Silent Night, Deadly Night part 2
Several years after the events of Silent Night, Deadly Night (1984), Ricky (Eric Freeman), brother of the original Santa Claus killer is in a mental hospital. After recounting his brother’s adventures (at length), Ricky goes on to talk about his own issues, an intense anger at the color red in particular. Despite having been taken out of an orphanage when he was a child, and given to a good home, Ricky finally snaps and starts punishing the “naughty.” This is what landed him in the hospital. Ricky realizes he must do what his brother failed to accomplish, hunt down and kill the woman to blame for Ricky and his brother's psychosis, Mother Superior (Jean Miller).
Silent Night, Deadly Night part 2 was made for $100,000 and originally conceived as a cheap cash-in that would merely be a reedited version of the original film. The first forty minutes of the movie is almost entirely footage from Silent Night, Deadly Night with occasional interruptions from Ricky and his psychiatrist, Dr. Bloom (James L. Newman). I shudder to think how forgettable and awful an entire film like that could have been. Thankfully, director Lee Harry had other ideas and decided to flesh out Ricky’s story despite the minuscule budget. It is at this point that Silent Night, Deadly Night part 2 earns its cult film credentials.

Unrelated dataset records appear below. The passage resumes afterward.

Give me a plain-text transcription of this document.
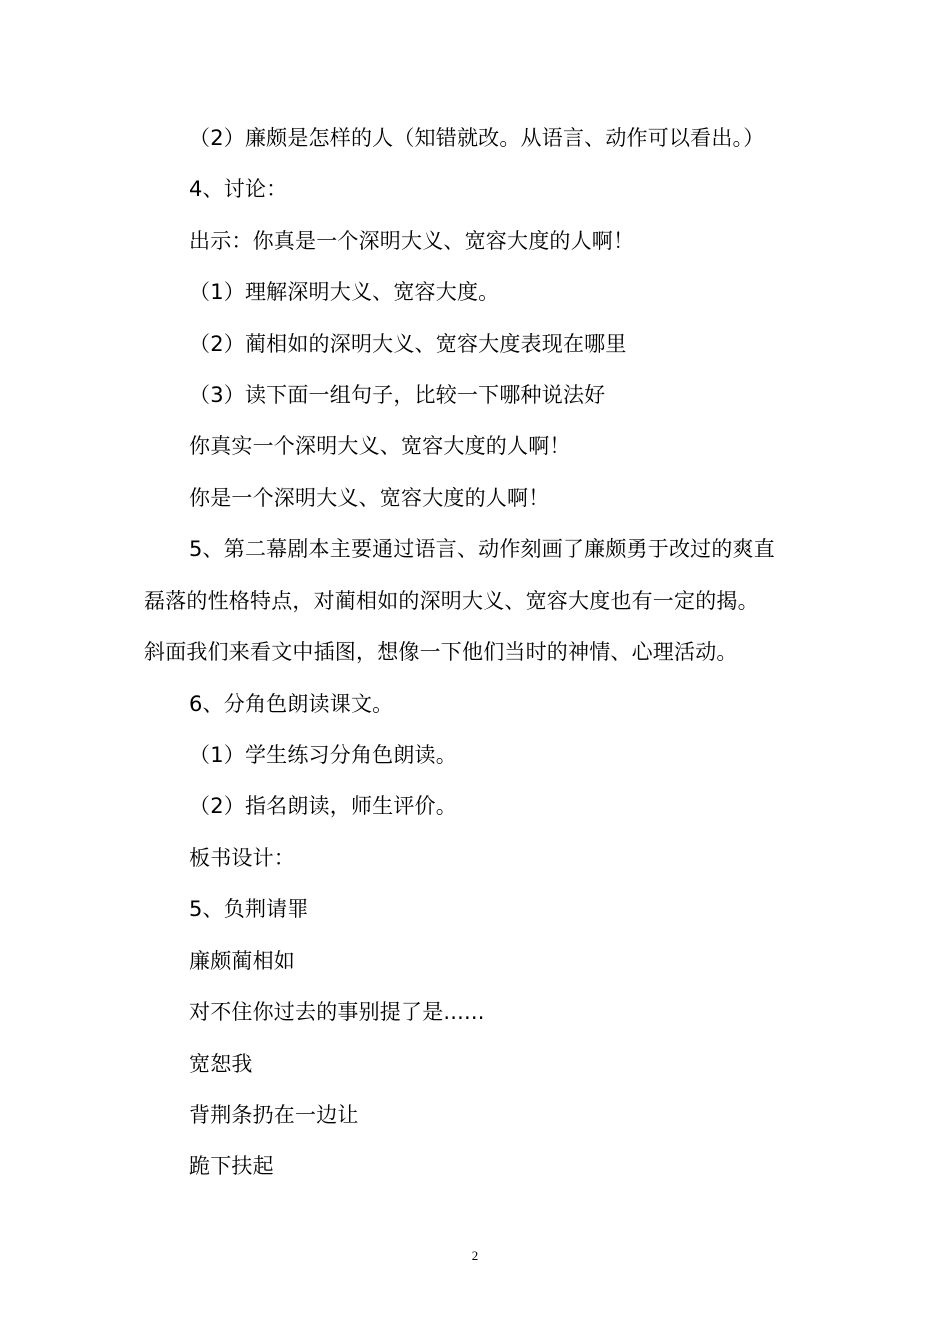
（2）廉颇是怎样的人（知错就改。从语言、动作可以看出。）
4、讨论：
出示：你真是一个深明大义、宽容大度的人啊！
（1）理解深明大义、宽容大度。
（2）蔺相如的深明大义、宽容大度表现在哪里
（3）读下面一组句子，比较一下哪种说法好
你真实一个深明大义、宽容大度的人啊！
你是一个深明大义、宽容大度的人啊！
5、第二幕剧本主要通过语言、动作刻画了廉颇勇于改过的爽直
磊落的性格特点，对蔺相如的深明大义、宽容大度也有一定的揭。
斜面我们来看文中插图，想像一下他们当时的神情、心理活动。
6、分角色朗读课文。
（1）学生练习分角色朗读。
（2）指名朗读，师生评价。
板书设计：
5、负荆请罪
廉颇蔺相如
对不住你过去的事别提了是......
宽恕我
背荆条扔在一边让
跪下扶起
2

|"No, it will be fine. I saw this in Buckaroo Banzai once."|
Once the movie swings into its final act, it turns into a more traditional sequel. The finale is an extended indoor chase with a Santa suit clad and axe happy Ricky versus the now strangely mutated (more likely than not to hide the fact a different actress is playing the part) and wheelchair-bound Mother Superior. It’s not exactly Hitchcock level suspense, but it is competent enough to hold the viewer's interest. As with any slasher movie worth its salt, it all ends on big question of whether Ricky has been put down for good.
|When your best movie is Murder Weapon.|
Silent Night, Deadly Night part 2 is a cheap, unnecessary, complete mess of a film, and a terrible sequel to an original that wasn’t that great to begin with it. Yet somehow, through the magic of cinema, this jumble of parts comes together to form an experience you’ll never forget.